MR. REEKER: I'm not. As I said, the Embassy is very much aware that
the area frequently has devices that - such explosive devices are
frequently found in this area. It's an area of extensive activity by
illegally armed groups, as I noted. So I think the Embassy, in
security arrangements they make, take that into full consideration,
obviously, at all times whenever anybody is traveling to visit there.
Q: Can you give some indication of how close or how far the Senator
and the Ambassador were from the devices?
MR. REEKER: I really can't. I don't believe there was any connection
at all and I don't know what other devices in an area, as they said,
where these devices are frequently found, might be. As I said, the
Embassy and the Senator have both indicated they didn't feel there was
any connection to them, so they obviously weren't making any
comparison of locations of these things at any given time.
Q: I'm slightly confused. You said they flew to the town. Did they fly
to the town instead of driving because these bombs were changed? Or
did they always intend to fly?
MR. REEKER: According to the Embassy statement, they traveled to the
town via air and did not travel along the road near which the
explosive devices were found, nor had they planned to do so. And,
again, you can get a copy. We will be able to give you a copy of the
Embassy statement, which said just that.
Q: On Colombia but another subject? The Ambassador Patterson has said
yesterday that the FARC and the paramilitary groups are working in
Colombia as the big drug cartels used to do. She said they have under
control the whole process of exportation of the drug. She said also
the United States are going to ask for the extradition of the members
of the guerilla and paramilitary groups that are involved in
narco-trafficking. Do you have any comments on that?
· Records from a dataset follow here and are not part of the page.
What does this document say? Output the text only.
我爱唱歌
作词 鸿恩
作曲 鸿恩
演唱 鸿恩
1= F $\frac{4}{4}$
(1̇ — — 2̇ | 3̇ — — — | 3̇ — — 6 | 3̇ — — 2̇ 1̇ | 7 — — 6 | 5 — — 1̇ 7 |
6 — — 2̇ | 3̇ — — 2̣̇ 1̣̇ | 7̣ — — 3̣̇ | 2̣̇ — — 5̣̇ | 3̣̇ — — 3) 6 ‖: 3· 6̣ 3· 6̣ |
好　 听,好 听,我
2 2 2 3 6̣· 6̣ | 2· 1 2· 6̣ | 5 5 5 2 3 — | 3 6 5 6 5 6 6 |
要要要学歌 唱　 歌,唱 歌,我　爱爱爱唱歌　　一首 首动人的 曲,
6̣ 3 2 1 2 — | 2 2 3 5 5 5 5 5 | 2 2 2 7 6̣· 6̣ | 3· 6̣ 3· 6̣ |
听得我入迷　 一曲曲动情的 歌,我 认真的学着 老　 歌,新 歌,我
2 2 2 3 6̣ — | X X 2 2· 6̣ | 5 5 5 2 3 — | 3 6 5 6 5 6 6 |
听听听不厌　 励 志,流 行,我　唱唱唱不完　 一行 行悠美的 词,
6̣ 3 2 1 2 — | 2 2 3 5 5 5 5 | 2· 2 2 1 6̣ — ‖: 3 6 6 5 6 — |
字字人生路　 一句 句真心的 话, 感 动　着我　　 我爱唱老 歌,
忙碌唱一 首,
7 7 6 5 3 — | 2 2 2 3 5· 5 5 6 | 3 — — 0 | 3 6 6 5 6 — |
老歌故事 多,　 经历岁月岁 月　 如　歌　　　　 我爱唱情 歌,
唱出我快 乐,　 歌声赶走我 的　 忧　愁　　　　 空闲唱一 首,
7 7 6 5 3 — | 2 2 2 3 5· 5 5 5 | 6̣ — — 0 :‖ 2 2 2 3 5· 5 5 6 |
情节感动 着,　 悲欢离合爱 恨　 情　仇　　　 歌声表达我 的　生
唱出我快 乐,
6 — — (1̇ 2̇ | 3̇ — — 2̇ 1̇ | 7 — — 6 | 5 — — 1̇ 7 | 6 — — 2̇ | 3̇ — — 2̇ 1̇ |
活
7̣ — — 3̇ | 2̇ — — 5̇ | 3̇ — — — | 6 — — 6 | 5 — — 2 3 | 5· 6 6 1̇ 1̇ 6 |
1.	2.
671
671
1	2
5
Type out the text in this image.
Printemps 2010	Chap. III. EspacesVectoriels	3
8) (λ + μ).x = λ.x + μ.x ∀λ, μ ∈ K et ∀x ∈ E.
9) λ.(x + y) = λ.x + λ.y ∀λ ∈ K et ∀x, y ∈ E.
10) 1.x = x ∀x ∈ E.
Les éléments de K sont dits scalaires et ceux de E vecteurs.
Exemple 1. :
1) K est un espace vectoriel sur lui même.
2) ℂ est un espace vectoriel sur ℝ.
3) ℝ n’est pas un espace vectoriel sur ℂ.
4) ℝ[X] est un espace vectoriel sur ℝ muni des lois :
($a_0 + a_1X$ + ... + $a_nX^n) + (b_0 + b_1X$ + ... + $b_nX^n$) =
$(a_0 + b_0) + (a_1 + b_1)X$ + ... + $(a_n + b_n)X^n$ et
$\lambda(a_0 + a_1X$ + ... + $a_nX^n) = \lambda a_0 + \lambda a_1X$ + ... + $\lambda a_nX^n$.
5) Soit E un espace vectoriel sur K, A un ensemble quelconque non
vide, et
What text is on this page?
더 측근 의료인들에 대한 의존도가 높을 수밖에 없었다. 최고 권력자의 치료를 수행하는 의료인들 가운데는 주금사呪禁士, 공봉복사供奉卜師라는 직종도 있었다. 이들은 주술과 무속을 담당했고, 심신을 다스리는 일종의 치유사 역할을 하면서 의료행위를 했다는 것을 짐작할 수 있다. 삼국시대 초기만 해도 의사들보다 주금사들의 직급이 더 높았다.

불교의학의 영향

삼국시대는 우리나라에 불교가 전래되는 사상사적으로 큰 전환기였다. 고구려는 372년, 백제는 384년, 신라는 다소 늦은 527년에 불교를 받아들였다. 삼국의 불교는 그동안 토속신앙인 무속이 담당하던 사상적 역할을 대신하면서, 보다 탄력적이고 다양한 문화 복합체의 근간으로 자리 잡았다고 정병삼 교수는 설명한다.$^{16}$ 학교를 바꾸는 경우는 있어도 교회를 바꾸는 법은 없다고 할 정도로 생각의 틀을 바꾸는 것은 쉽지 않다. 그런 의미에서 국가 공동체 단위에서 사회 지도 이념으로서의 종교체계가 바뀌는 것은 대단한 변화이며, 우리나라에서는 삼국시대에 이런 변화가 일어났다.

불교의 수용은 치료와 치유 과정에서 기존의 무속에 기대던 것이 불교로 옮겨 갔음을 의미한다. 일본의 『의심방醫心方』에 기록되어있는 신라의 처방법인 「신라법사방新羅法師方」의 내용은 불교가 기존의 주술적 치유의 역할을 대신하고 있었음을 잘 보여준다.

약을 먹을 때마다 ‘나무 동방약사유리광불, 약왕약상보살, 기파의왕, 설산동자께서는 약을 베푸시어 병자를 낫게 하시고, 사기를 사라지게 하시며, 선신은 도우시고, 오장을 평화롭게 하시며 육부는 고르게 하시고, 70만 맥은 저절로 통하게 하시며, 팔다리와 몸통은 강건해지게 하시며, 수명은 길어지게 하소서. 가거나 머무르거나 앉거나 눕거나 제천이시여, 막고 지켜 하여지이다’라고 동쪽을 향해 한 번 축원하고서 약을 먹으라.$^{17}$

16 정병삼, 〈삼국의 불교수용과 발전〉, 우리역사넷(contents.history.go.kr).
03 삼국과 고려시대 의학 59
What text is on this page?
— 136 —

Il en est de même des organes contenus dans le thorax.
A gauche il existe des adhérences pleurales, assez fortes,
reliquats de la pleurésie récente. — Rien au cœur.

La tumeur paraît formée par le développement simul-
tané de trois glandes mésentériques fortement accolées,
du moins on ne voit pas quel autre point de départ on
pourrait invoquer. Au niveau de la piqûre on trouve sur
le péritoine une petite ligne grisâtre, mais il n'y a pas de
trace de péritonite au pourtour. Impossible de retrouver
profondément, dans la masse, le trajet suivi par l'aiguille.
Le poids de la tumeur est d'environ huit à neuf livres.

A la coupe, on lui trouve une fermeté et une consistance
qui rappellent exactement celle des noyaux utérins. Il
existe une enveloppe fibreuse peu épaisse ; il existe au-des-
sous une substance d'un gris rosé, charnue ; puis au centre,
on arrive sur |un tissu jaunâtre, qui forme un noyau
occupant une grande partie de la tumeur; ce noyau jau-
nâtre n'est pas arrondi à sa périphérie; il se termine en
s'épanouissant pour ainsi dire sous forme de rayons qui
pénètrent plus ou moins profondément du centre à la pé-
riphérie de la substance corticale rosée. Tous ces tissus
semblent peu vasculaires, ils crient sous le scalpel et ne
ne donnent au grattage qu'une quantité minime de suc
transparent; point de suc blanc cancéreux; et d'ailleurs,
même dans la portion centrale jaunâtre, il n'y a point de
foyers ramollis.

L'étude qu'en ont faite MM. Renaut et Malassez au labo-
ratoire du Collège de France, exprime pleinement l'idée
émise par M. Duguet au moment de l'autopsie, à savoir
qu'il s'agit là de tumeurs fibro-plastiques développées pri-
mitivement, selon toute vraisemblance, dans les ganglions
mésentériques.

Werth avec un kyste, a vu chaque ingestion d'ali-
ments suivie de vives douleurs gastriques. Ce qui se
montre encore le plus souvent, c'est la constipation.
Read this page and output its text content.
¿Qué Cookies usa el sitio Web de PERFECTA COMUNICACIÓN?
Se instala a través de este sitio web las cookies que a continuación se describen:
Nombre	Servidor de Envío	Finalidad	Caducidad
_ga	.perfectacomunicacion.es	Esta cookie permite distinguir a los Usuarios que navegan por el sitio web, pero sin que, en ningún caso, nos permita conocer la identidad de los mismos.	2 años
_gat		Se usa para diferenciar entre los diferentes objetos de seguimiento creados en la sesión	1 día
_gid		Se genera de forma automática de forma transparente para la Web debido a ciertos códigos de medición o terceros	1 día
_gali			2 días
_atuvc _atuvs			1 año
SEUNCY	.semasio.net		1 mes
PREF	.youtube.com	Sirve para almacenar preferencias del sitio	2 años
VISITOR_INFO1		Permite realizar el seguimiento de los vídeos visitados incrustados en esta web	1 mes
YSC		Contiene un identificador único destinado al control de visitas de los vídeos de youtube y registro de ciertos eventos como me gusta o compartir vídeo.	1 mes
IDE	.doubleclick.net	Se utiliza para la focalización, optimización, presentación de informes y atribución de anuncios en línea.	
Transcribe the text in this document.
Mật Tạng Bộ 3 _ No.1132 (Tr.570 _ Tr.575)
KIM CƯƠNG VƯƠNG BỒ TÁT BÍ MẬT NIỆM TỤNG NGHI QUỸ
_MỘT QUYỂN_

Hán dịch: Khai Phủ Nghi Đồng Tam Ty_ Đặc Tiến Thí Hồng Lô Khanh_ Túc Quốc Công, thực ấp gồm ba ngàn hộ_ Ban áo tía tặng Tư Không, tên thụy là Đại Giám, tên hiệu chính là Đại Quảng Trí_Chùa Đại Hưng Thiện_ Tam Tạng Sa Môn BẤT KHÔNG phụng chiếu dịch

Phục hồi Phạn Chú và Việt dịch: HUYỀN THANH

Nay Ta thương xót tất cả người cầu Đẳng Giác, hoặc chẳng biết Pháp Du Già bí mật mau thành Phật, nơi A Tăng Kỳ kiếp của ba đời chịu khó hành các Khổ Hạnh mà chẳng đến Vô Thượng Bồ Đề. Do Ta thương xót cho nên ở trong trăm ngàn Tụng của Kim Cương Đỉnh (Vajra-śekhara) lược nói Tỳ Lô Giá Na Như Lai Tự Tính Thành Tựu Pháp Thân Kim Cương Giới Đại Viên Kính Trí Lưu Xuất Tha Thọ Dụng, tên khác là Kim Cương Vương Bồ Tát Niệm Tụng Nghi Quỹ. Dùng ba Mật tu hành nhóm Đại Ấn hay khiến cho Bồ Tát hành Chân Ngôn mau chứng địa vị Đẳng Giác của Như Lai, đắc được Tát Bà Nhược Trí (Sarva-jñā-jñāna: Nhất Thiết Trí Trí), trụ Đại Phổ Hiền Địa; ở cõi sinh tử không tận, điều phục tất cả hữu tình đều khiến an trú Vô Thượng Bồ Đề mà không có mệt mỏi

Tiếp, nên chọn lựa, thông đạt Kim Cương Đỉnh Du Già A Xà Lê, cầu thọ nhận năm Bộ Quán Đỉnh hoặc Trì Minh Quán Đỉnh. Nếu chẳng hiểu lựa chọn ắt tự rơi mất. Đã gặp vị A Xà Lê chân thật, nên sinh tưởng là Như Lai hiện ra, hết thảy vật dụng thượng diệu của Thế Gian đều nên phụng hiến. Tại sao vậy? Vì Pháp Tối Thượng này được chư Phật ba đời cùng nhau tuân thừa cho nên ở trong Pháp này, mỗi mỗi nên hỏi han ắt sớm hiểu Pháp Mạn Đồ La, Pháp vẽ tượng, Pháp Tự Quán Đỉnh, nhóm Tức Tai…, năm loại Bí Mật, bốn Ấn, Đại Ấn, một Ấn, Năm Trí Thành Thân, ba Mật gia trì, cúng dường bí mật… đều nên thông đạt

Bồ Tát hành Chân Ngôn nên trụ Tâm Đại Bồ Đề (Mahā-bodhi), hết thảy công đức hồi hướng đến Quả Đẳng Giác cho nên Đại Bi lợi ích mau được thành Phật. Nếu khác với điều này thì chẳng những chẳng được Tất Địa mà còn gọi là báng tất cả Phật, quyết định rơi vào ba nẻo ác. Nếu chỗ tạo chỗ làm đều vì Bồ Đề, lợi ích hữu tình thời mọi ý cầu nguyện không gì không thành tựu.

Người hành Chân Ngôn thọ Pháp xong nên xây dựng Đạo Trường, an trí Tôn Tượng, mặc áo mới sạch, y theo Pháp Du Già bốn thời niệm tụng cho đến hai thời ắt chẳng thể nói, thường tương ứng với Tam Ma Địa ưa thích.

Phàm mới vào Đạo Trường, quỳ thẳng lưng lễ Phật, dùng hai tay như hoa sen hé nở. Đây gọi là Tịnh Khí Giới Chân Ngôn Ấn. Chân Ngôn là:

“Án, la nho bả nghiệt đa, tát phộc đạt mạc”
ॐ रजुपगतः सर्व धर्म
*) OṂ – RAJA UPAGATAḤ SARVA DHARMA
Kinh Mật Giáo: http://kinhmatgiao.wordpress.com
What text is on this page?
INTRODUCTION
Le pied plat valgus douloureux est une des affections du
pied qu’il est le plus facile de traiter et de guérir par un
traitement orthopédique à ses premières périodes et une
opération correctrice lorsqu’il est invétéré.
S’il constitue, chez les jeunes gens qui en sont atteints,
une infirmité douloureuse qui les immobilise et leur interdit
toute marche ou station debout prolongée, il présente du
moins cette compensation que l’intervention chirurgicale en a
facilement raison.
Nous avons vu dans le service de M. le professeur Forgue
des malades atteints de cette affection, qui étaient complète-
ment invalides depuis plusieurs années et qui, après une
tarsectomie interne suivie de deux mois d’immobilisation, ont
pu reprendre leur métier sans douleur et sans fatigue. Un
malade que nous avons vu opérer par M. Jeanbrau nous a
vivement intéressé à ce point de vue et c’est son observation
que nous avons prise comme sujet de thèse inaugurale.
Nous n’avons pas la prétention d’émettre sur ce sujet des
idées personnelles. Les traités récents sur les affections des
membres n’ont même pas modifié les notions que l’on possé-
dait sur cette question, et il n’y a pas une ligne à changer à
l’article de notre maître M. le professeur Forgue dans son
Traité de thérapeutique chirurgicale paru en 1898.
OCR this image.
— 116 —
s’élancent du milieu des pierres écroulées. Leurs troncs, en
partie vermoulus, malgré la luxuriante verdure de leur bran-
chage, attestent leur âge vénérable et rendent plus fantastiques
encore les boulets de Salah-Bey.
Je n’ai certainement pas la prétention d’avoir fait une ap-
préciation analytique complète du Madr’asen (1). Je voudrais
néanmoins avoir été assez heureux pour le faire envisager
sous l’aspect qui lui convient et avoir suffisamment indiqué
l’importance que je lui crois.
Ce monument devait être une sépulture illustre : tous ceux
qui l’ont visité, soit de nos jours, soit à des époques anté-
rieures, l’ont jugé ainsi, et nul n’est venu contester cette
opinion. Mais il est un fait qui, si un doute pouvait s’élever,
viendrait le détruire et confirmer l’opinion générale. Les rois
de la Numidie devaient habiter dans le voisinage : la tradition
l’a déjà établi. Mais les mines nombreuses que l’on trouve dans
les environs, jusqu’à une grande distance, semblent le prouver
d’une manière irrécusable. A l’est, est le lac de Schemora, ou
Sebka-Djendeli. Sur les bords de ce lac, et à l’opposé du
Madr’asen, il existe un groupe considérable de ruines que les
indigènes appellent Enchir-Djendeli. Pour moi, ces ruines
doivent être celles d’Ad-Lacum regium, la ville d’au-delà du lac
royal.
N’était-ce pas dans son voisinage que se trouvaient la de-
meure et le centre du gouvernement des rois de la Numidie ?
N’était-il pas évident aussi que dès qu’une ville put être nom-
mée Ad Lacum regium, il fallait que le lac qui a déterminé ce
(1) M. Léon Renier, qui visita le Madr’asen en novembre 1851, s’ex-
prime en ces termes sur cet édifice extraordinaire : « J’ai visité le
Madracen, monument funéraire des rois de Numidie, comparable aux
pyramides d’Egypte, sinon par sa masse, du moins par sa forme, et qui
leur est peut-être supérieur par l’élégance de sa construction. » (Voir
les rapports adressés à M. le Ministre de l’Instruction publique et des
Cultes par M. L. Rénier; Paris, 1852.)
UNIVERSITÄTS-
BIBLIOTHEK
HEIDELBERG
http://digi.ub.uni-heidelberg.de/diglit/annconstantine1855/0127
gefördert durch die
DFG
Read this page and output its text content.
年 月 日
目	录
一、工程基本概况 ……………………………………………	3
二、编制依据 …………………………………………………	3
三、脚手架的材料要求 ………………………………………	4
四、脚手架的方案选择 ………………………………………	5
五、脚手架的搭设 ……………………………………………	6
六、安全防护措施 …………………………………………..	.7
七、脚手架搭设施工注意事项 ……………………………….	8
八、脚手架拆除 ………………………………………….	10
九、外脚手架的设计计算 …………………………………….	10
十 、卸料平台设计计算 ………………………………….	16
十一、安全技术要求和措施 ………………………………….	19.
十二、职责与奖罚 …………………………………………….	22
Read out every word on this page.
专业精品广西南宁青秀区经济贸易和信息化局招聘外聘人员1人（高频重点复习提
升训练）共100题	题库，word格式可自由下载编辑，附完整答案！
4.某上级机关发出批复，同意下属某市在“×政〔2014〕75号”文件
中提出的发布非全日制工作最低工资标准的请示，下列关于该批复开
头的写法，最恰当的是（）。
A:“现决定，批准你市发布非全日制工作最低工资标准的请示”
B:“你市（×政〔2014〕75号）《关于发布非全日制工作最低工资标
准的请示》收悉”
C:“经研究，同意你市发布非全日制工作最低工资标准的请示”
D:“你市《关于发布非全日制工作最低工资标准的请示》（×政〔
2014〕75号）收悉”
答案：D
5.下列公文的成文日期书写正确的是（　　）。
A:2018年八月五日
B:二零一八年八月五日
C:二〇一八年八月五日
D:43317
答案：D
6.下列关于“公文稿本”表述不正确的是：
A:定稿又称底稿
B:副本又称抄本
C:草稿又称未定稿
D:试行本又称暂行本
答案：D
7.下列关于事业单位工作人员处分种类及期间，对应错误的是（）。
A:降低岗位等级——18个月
MR. REEKER: I don't have anything. I don't believe there is anything
particularly new there at all, and I think Ambassador Pickering
covered virtually all of that subject when he briefed last week.
Q: She was talking about the connection between the FARC and the
MR. REEKER: We put out a statement about that - which date, Chuck? --
a couple of days ago, on the 29th, we put out a statement noting that.
Q: But the statement didn't say anything about this part of the
extradition for the - the petition of extradition --
MR. REEKER: I'm afraid I just don't have anything on that.
Q: Is it the case also that the Intelligence Agency here have evidence
that can prove that the FARC are the new cartel, that is new --
MR. REEKER: Well, I think we have discussed at great length the links
between the FARC and narco-trafficking in Colombia. Ambassador
Pickering - again, I would be happy to get you a transcript of his
remarks from earlier in the week; Monday, I believe it was --
discussed that at great length, based on the recent visit he had to
Colombia. So I don't think there is anything new or surprising in any
of those comments.
Q: Yes, but now they are pointing FARC like a drug cartel; they are
saying that they are working as a cartel --
MR. REEKER: Again, I just don't think I want to read more into
anything. I think we have covered extensively our views on the scourge
of narco-traffickers in Colombia and what that means for our own
security, and certainly for Colombia's, and the connections to that to
the FARC, and I just don't have anything to add there. And I really
don't think there is anything particularly new there.